Dr. Arunava Majumdar holds the Almy and Agnes Maynard Chair in Mechanical Engineering at the University of California, Berkeley. He received his B.Tech in Mechanical Engineering in 1985 from IIT-Bombay, and then completed his MS and PhD from UC Berkeley in 1987 and 1989, respectively. After spending three years as a faculty member in Arizona State Univ. (1989-92) and four years in UC Santa Barbara (1992-96), he joined UC Berkeley where he served as the Vice Chair in Mechanical Engineering from 1999-2002.
For more than a decade, Professor Majumdar has been an active researcher in the area of nanoscale science and engineering, an area that forms the foundation for the emerging field of nanotechnology. He has pioneered a variety of experimental and theoretical approaches for studying transport phenomena in nanostructures, where confinement of electrons, photons, phonons, and fluids provides unique opportunities to manipulate their behavior in novel ways.
More recently, he has developed new approaches to study the nanomechanics of biological molecules (DNA, proteins etc), which are forming the basis for multiplexed bioassays that are important both in molecular biology as well as biotechnology.

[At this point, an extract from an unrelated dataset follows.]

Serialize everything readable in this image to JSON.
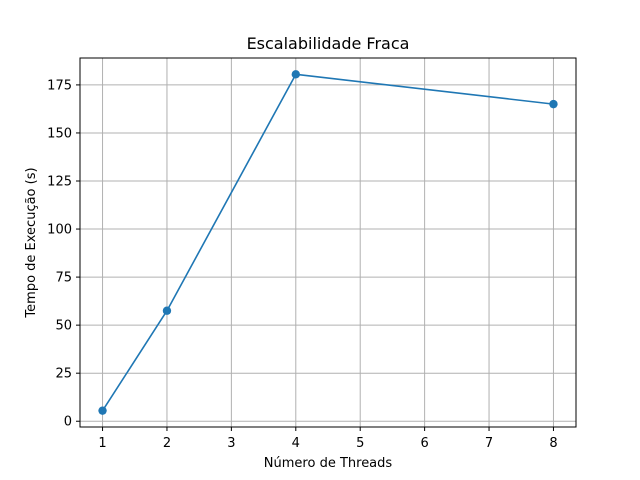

Dr. Majumdar is a recipient of numerous awards including the Silver Medal from IIT- Bombay, NSF Young Investigator Award, the ASME Melville Medal, and the 2001 Gustus Larson Memorial Award from the American Society of Mechanical Engineers (ASME). He is currently serving as an editor for the International Journal of Heat and Mass Transfer, and the co-editor-in-chief of Microscale Thermophysical Engineering. He also serves as the Chair, Board of Advisors, ASME Nanotechnology Institute; Member, Council on Materials Science and Engineering, US Dept. of Energy; and Member, Chancellor’s Advisory Council on Nanoscience and Nanoengineering at UC Berkeley. He is a fellow of the ASME and the American Association for the Advancement of Science (AAAS).